Jusque-là, rien de bien méchant. Comme beaucoup, Denis a des capacités sous-employées, ressent une certaine lassitude vis-à-vis de sa vie professionnelle, mais relativise au regard d’une confortable rémunération. C’est plutôt dans le champ des idées que le bât blesse. Il méprise la « Pravda », c’est-à-dire un journalisme qu’il imagine corporatiste, aux ordres et outrageusement subventionné. Il n’a pas de mots assez durs contre les médias, les droits de l’homme, l’écologie, les minorités, la gauche, mais voue en revanche un culte à Vladimir Poutine, à la realpolitik et à la droite décomplexée de type illibérale. Le refus du « vivre-ensemble », la croyance en un « grand remplacement » contribuent à caractériser un personnage, ainsi que son public, tout droit sortis des cercles renaud-camusiens. C’est lui qui, après avoir été poliment éconduit par l’héroïne du roman, va s’employer à rendre son existence insupportable.
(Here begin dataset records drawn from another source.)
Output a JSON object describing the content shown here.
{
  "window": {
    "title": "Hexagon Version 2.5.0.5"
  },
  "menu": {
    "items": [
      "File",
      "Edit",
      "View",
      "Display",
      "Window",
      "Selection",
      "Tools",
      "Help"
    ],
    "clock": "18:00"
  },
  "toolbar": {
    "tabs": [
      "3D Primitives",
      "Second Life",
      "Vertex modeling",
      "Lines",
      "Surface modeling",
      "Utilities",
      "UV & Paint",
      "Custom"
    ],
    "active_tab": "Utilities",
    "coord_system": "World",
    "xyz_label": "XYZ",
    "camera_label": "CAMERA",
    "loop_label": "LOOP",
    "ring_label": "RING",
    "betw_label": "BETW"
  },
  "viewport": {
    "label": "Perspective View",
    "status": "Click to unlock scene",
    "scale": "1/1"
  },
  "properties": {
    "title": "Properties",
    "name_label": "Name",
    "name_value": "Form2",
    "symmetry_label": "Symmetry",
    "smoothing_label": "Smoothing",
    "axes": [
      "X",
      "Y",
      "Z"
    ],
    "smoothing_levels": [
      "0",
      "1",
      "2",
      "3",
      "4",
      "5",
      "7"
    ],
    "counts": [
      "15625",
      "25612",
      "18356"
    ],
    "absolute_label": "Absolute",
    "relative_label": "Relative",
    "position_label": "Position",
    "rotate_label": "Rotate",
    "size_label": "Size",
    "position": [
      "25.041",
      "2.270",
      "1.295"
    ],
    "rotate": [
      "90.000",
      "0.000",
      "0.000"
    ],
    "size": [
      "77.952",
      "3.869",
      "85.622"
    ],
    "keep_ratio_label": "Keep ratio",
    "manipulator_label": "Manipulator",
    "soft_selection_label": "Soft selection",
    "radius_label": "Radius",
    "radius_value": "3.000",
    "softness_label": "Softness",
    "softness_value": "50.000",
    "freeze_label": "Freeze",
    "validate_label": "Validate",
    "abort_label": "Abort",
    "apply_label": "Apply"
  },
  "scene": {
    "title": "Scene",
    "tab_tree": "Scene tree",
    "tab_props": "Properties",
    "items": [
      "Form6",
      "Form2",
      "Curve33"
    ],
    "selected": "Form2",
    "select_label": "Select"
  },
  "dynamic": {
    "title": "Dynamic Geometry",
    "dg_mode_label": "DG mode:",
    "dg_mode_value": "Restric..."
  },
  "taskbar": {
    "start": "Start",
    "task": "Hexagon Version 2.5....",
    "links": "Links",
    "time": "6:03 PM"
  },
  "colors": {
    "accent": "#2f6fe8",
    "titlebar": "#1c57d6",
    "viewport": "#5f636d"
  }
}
Sur France Inter, alors qu’elle participait à « L’invité de 7h50 », Myriam Leroy évoquait le 14 août dernier les « comportements de prédation » décrits dans son roman, mais aussi l’autosatisfaction du harceleur, se gargarisant d’échapper à la pensée unique, ou le caractère partiellement autobiographique de l’histoire qu’elle conte. La journaliste et romancière belge a effectivement quitté elle-même (dans la douleur, confesse-t-elle) Twitter et Facebook. Elle fut la victime de raids en ligne, recevant des milliers de messages d’insultes et de menaces, et a même un temps vécu sous protection policière. Pourtant, et cela transparaît clairement dans Les Yeux rouges, l’attitude des proches et les réponses apportées par les institutions dans les cas de cyber-harcèlement sont à déplorer et certainement pas de nature à apaiser les victimes : les premiers cherchent à minorer le harcèlement, quand il n’en viennent pas à susurrer qu’« il n’y a pas de fumée sans feu » ; les secondes semblent démunies quand il s’agit de faire face à des situations de ce type, au point d’ignorer ce qu’il faut juridiquement plaider !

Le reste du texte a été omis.